Hal ini ditegaskan massa warga Kenagarian Buluh Nipis Desa Kepau Jaya dalam aksi demo damai di pintu gerbang kebun sawit.
“Apabila Ayau tidak mau menyediakan lahan ulayat Kenagarian Buluh Nipis 20% dari luas sesuai hasil perjalanan dinas KPH Sorek untuk masyarakat sesuai regulasi aturan dari Pemerintah, maka masyarakat akan bangun tenda di jalan keluar kebun sawit dan buah sawit dilarang diangkut keluar!,” teriak warga saat demo, Senin (14/11/2022)..
Menurut salah seorang tokoh Kenagarian Buluh Nipis, Aswir Datuk Lelo Sati dari Persukuan Domo, Hak ulayat Kenagarian Buluh Nipis diatur dalam Perda Kabupaten Kampar Riau Nomor 12/1999.
“Tahun 1996 Ayau membeli lahan dari masyarakat dalam bentuk surat SKGR. Tapi dari hasil perjalanan dinas KPH Sorek dan ada petanya diukur baru-baru ini, lahan Ayau dalam HPT. Sesuai Perda Kabupaten Kampar Riau No.12/1999 luas kawasan Kenagarian Buluh Nipis adalah 30.000 ha.
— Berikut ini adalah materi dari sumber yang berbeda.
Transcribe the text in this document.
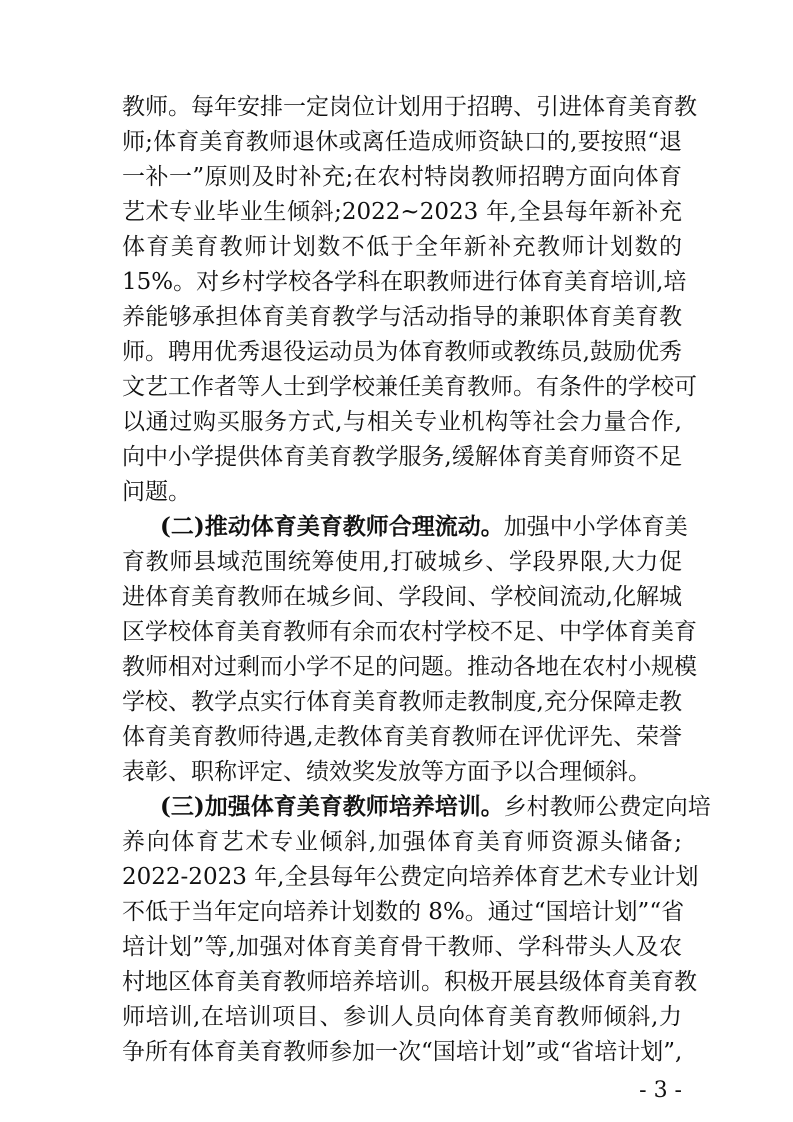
教师。每年安排一定岗位计划用于招聘、引进体育美育教
师;体育美育教师退休或离任造成师资缺口的,要按照“退
一补一”原则及时补充;在农村特岗教师招聘方面向体育
艺术专业毕业生倾斜;2022~2023 年,全县每年新补充
体育美育教师计划数不低于全年新补充教师计划数的
15%。对乡村学校各学科在职教师进行体育美育培训,培
养能够承担体育美育教学与活动指导的兼职体育美育教
师。聘用优秀退役运动员为体育教师或教练员,鼓励优秀
文艺工作者等人士到学校兼任美育教师。有条件的学校可
以通过购买服务方式,与相关专业机构等社会力量合作,
向中小学提供体育美育教学服务,缓解体育美育师资不足
问题。
(二)推动体育美育教师合理流动。加强中小学体育美
育教师县域范围统筹使用,打破城乡、学段界限,大力促
进体育美育教师在城乡间、学段间、学校间流动,化解城
区学校体育美育教师有余而农村学校不足、中学体育美育
教师相对过剩而小学不足的问题。推动各地在农村小规模
学校、教学点实行体育美育教师走教制度,充分保障走教
体育美育教师待遇,走教体育美育教师在评优评先、荣誉
表彰、职称评定、绩效奖发放等方面予以合理倾斜。
(三)加强体育美育教师培养培训。乡村教师公费定向培
养向体育艺术专业倾斜,加强体育美育师资源头储备;
2022-2023 年,全县每年公费定向培养体育艺术专业计划
不低于当年定向培养计划数的 8%。通过“国培计划”“省
培计划”等,加强对体育美育骨干教师、学科带头人及农
村地区体育美育教师培养培训。积极开展县级体育美育教
师培训,在培训项目、参训人员向体育美育教师倾斜,力
争所有体育美育教师参加一次“国培计划”或“省培计划”,
- 3 -
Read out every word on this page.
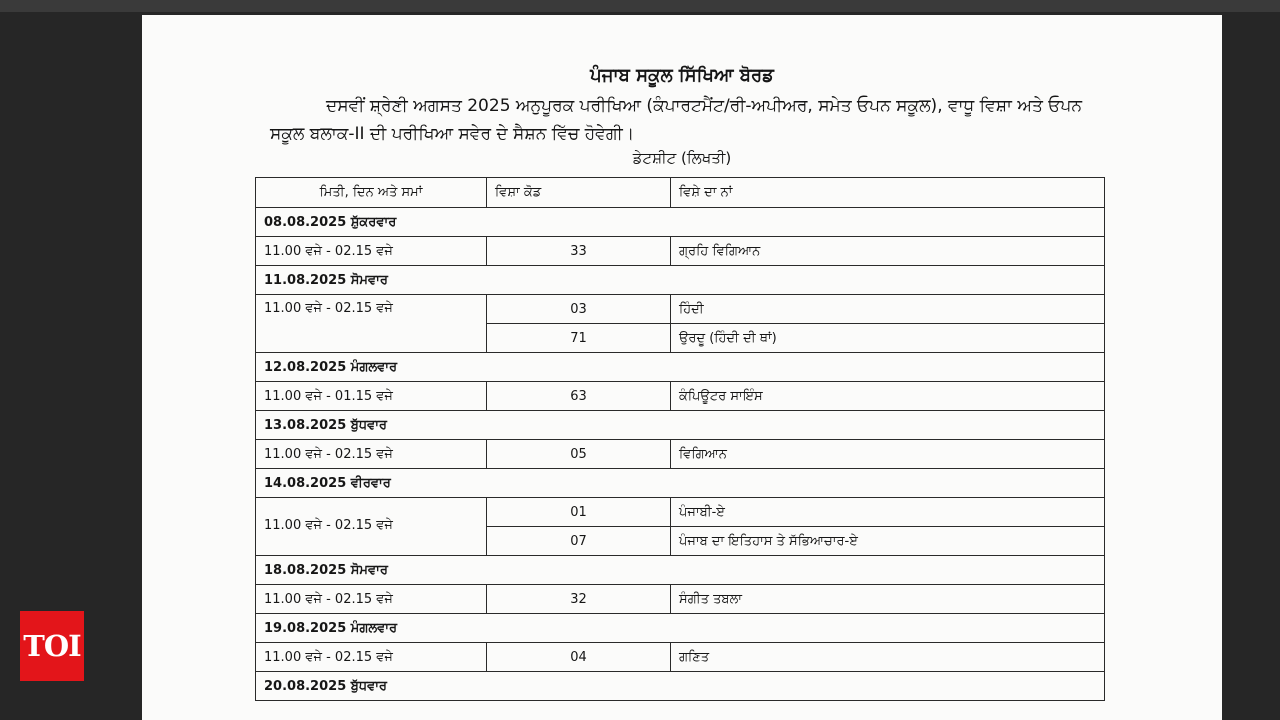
ਪੰਜਾਬ ਸਕੂਲ ਸਿੱਖਿਆ ਬੋਰਡ
ਦਸਵੀਂ ਸ਼੍ਰੇਣੀ ਅਗਸਤ 2025 ਅਨੁਪੂਰਕ ਪਰੀਖਿਆ (ਕੰਪਾਰਟਮੈਂਟ/ਰੀ-ਅਪੀਅਰ, ਸਮੇਤ ਓਪਨ ਸਕੂਲ), ਵਾਧੂ ਵਿਸ਼ਾ ਅਤੇ ਓਪਨ ਸਕੂਲ ਬਲਾਕ-II ਦੀ ਪਰੀਖਿਆ ਸਵੇਰ ਦੇ ਸੈਸ਼ਨ ਵਿੱਚ ਹੋਵੇਗੀ।
ਡੇਟਸ਼ੀਟ (ਲਿਖਤੀ)
ਮਿਤੀ, ਦਿਨ ਅਤੇ ਸਮਾਂ	ਵਿਸ਼ਾ ਕੋਡ	ਵਿਸ਼ੇ ਦਾ ਨਾਂ
08.08.2025 ਸ਼ੁੱਕਰਵਾਰ		
11.00 ਵਜੇ - 02.15 ਵਜੇ	33	ਗ੍ਰਹਿ ਵਿਗਿਆਨ
11.08.2025 ਸੋਮਵਾਰ		
11.00 ਵਜੇ - 02.15 ਵਜੇ	03	ਹਿੰਦੀ
	71	ਉਰਦੂ (ਹਿੰਦੀ ਦੀ ਥਾਂ)
12.08.2025 ਮੰਗਲਵਾਰ		
11.00 ਵਜੇ - 01.15 ਵਜੇ	63	ਕੰਪਿਊਟਰ ਸਾਇੰਸ
13.08.2025 ਬੁੱਧਵਾਰ		
11.00 ਵਜੇ - 02.15 ਵਜੇ	05	ਵਿਗਿਆਨ
14.08.2025 ਵੀਰਵਾਰ		
11.00 ਵਜੇ - 02.15 ਵਜੇ	01	ਪੰਜਾਬੀ-ਏ
	07	ਪੰਜਾਬ ਦਾ ਇਤਿਹਾਸ ਤੇ ਸੱਭਿਆਚਾਰ-ਏ
18.08.2025 ਸੋਮਵਾਰ		
11.00 ਵਜੇ - 02.15 ਵਜੇ	32	ਸੰਗੀਤ ਤਬਲਾ
19.08.2025 ਮੰਗਲਵਾਰ		
11.00 ਵਜੇ - 02.15 ਵਜੇ	04	ਗਣਿਤ
20.08.2025 ਬੁੱਧਵਾਰ		
TOI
Kebun Ayau berada di dalam ini, seharusnya meminta izin kepada Ninik Mamak berinvestasi di Buluh Nipis ini,” ujar Aswir.
Menanggapi tuntutan warga ini, pihak Ayau, Suwito di hadapan demonstran menegaskan UU Cipta Kerja Nomor 11/2020 berlaku sampai 2023 diberi kesempatannya untuk yang keterlanjuran dan warga dipersilakan menuntut ke jalur hukum yakni Pengadilan.
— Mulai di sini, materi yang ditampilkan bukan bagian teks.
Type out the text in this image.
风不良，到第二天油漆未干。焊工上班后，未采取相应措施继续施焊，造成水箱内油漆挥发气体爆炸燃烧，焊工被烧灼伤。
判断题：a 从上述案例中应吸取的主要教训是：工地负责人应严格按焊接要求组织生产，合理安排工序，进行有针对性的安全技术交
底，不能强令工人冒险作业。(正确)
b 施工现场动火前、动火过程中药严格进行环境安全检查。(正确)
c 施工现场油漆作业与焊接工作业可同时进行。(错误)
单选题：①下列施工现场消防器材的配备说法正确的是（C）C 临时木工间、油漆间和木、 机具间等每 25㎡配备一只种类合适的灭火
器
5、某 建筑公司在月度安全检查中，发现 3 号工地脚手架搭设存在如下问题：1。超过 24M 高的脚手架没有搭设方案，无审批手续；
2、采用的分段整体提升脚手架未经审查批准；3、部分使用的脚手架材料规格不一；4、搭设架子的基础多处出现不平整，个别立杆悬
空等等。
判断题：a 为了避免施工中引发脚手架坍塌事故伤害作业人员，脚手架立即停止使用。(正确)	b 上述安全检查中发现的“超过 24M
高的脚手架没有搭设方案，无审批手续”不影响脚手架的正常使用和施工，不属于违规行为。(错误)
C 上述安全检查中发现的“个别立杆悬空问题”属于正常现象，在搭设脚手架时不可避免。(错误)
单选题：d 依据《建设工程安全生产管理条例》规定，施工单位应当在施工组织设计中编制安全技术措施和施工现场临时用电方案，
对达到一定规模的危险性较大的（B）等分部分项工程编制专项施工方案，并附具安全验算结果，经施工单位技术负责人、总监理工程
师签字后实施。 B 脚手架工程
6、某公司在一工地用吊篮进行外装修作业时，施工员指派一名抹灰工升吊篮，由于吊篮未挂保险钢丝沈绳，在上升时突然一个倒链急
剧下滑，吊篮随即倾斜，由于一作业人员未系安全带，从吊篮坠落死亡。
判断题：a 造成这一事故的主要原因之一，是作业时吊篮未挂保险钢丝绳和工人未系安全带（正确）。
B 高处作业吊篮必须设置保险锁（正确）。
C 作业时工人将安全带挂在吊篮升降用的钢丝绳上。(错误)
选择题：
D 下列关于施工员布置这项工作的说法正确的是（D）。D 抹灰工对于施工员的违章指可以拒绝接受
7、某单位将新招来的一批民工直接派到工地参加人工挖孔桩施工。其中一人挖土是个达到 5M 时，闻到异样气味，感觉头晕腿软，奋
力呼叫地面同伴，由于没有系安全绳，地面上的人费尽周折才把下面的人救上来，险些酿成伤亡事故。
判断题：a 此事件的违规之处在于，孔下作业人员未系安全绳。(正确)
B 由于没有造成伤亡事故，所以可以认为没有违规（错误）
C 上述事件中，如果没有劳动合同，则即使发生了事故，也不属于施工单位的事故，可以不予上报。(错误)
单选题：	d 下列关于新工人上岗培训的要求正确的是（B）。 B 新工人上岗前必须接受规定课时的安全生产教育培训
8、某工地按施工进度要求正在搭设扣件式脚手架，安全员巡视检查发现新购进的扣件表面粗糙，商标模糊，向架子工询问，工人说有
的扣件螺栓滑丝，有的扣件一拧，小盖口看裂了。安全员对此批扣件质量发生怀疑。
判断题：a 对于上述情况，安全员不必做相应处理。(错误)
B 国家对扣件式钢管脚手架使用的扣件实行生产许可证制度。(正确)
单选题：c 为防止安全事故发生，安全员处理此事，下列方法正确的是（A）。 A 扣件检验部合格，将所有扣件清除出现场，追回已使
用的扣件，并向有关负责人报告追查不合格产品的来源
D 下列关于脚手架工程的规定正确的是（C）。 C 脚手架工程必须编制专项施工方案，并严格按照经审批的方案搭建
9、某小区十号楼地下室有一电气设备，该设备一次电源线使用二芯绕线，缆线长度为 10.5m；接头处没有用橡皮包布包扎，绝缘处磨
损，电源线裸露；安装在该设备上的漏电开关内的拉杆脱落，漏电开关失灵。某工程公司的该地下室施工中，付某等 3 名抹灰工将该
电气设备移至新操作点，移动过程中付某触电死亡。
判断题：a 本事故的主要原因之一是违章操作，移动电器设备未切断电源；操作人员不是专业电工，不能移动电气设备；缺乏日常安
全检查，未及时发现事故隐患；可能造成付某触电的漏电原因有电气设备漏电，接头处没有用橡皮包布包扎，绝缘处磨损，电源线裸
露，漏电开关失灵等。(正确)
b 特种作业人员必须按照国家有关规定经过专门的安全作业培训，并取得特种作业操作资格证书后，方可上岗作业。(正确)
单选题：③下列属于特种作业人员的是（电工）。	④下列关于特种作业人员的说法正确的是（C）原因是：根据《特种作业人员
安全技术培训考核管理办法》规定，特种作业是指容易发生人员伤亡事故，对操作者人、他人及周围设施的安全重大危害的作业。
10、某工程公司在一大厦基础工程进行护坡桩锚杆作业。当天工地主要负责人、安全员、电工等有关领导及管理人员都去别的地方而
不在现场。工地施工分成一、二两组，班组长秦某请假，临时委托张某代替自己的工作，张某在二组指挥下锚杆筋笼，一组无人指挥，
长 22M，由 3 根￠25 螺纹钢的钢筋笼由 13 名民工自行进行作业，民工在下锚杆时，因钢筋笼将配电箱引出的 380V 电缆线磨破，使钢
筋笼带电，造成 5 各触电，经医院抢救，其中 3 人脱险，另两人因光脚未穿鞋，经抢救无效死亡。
“Sesuai Pasal 30 setiap orang yang tidak menyelesaikan persyaratan perizinan di bidang kehutanan dalam tiga tahun sejak UU Cipta Kerja No. 11/2020 berlaku dikenakan sanksi administratif berupa pembayaran denda. Dua, sanksi administratif berupa pembayaran denda administratif sebagaimana dimaksud ayat 1 ditetapkan oleh Menteri.
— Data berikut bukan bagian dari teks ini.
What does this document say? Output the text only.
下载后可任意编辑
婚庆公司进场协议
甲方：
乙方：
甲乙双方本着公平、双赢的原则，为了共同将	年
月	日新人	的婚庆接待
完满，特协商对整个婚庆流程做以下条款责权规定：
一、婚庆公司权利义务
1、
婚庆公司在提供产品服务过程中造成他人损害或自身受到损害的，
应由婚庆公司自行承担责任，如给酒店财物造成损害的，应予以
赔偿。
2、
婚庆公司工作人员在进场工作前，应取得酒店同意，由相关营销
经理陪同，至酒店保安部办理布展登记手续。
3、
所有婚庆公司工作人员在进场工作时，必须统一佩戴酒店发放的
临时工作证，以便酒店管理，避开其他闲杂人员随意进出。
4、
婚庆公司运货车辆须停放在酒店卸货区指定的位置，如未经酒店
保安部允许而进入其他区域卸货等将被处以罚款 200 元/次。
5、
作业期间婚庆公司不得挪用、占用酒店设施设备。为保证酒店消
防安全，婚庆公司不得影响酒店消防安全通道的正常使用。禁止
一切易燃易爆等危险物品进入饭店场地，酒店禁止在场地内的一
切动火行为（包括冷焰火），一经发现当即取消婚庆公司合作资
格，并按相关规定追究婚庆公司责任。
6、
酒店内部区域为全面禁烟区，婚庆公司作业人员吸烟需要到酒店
Tiga, pembayaran denda administratif sebagaimana dimaksud pada ayat 2 wajib disetorkan ke Kas Negara dalam jangka waktu 6 bulan sejak ditetapkan pengenaan sanksi administratif. Empat, setiap orang melaporkan bukti pelunasan denda administrasi kepada Menteri. Lima, berdasarkan bukti pelunasan denda administrasi sebagaimana dimaksud pada ayat 4, Menteri menerbitkan: a. Persetujuan pelepasan kawasan hutan di kawasan Hutan Produksi atau persetujuan melanjutkan kegiatan usaha di dalam kawasan Hutan Lindung atau Hutan Konservasi,” jelas Suwito di hadapan para demonstran.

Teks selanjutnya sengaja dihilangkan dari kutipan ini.